In which case, IBG thinking ("I'll Be Gone when this stinker of a product/strategy blows sky high") would have afflicted the junior traders, but not the senior leaders, it would appear. And, accordingly, one would expect a furious flurry of pay reform taking place now as angry CEOs, their wallets and their stock portfolios scorched once, vow to never let such an orgy of risk-taking ever occur again.
Except ... except ... the top brass apparently made out like bandits too. They were IBG beneficiaries, if not quite direct practitioners. From Bebchuk:
In 2000-07, the top five executives at Bear and Lehman pocketed cash bonuses exceeding $300m and $150m respectively (adjusted to 2009 dollars).
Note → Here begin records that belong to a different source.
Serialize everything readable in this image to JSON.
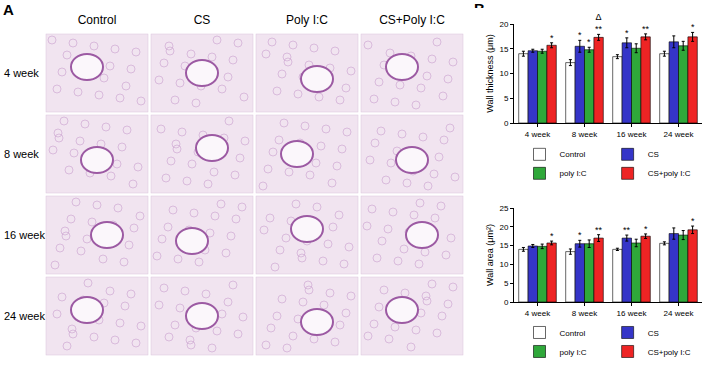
{
  "panel_labels": [
    "A",
    "B"
  ],
  "image_grid": {
    "columns": [
      "Control",
      "CS",
      "Poly I:C",
      "CS+Poly I:C"
    ],
    "rows": [
      "4 week",
      "8 week",
      "16 week",
      "24 week"
    ]
  },
  "chart_data": [
    {
      "type": "bar",
      "y_label": "Wall thickness (μm)",
      "categories": [
        "4 week",
        "8 week",
        "16 week",
        "24 week"
      ],
      "ylim": [
        0,
        20
      ],
      "yticks": [
        0,
        5,
        10,
        15,
        20
      ],
      "grid": false,
      "legend": "bottom",
      "series": [
        {
          "name": "Control",
          "color": "#ffffff",
          "values": [
            14.0,
            12.2,
            13.4,
            14.0
          ],
          "errors": [
            0.5,
            0.6,
            0.4,
            0.5
          ]
        },
        {
          "name": "CS",
          "color": "#3535c8",
          "values": [
            14.6,
            15.5,
            16.2,
            16.4
          ],
          "errors": [
            0.3,
            1.2,
            1.0,
            1.2
          ]
        },
        {
          "name": "poly I:C",
          "color": "#2fa83a",
          "values": [
            14.5,
            14.8,
            15.1,
            15.6
          ],
          "errors": [
            0.4,
            0.5,
            0.9,
            0.9
          ]
        },
        {
          "name": "CS+poly I:C",
          "color": "#ee2424",
          "values": [
            15.7,
            17.3,
            17.4,
            17.4
          ],
          "errors": [
            0.5,
            0.6,
            0.6,
            0.9
          ]
        }
      ],
      "annotations": [
        {
          "category": "4 week",
          "series": "CS+poly I:C",
          "texts": [
            "*"
          ]
        },
        {
          "category": "8 week",
          "series": "CS",
          "texts": [
            "*"
          ]
        },
        {
          "category": "8 week",
          "series": "poly I:C",
          "texts": [
            "*"
          ]
        },
        {
          "category": "8 week",
          "series": "CS+poly I:C",
          "texts": [
            "Δ",
            "**"
          ]
        },
        {
          "category": "16 week",
          "series": "CS",
          "texts": [
            "*"
          ]
        },
        {
          "category": "16 week",
          "series": "CS+poly I:C",
          "texts": [
            "**"
          ]
        },
        {
          "category": "24 week",
          "series": "CS+poly I:C",
          "texts": [
            "*"
          ]
        }
      ]
    },
    {
      "type": "bar",
      "y_label": "Wall area (μm²)",
      "categories": [
        "4 week",
        "8 week",
        "16 week",
        "24 week"
      ],
      "ylim": [
        0,
        25
      ],
      "yticks": [
        0,
        5,
        10,
        15,
        20,
        25
      ],
      "grid": false,
      "legend": "bottom",
      "series": [
        {
          "name": "Control",
          "color": "#ffffff",
          "values": [
            14.0,
            13.4,
            14.0,
            15.6
          ],
          "errors": [
            0.5,
            0.7,
            0.3,
            0.4
          ]
        },
        {
          "name": "CS",
          "color": "#3535c8",
          "values": [
            14.9,
            15.5,
            17.0,
            18.2
          ],
          "errors": [
            0.4,
            0.9,
            0.8,
            1.5
          ]
        },
        {
          "name": "poly I:C",
          "color": "#2fa83a",
          "values": [
            14.8,
            15.5,
            15.7,
            17.8
          ],
          "errors": [
            0.6,
            1.0,
            1.0,
            1.2
          ]
        },
        {
          "name": "CS+poly I:C",
          "color": "#ee2424",
          "values": [
            15.7,
            17.0,
            17.5,
            19.2
          ],
          "errors": [
            0.5,
            0.9,
            0.6,
            1.0
          ]
        }
      ],
      "annotations": [
        {
          "category": "4 week",
          "series": "CS+poly I:C",
          "texts": [
            "*"
          ]
        },
        {
          "category": "8 week",
          "series": "CS",
          "texts": [
            "*"
          ]
        },
        {
          "category": "8 week",
          "series": "CS+poly I:C",
          "texts": [
            "**"
          ]
        },
        {
          "category": "16 week",
          "series": "CS",
          "texts": [
            "**"
          ]
        },
        {
          "category": "16 week",
          "series": "CS+poly I:C",
          "texts": [
            "*"
          ]
        },
        {
          "category": "24 week",
          "series": "CS+poly I:C",
          "texts": [
            "*"
          ]
        }
      ]
    }
  ]
}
Although the financial results on which bonus payments were based were sharply reversed in 2008, pay arrangements allowed executives to keep past bonuses.So you have those traders practicing IBG, and those supervising them who are incentivized to turn a blind eye to IBG.
Which leads us to the number of the day.
Chances of Wall Street spontaneously reforming compensation practices: approximately 0.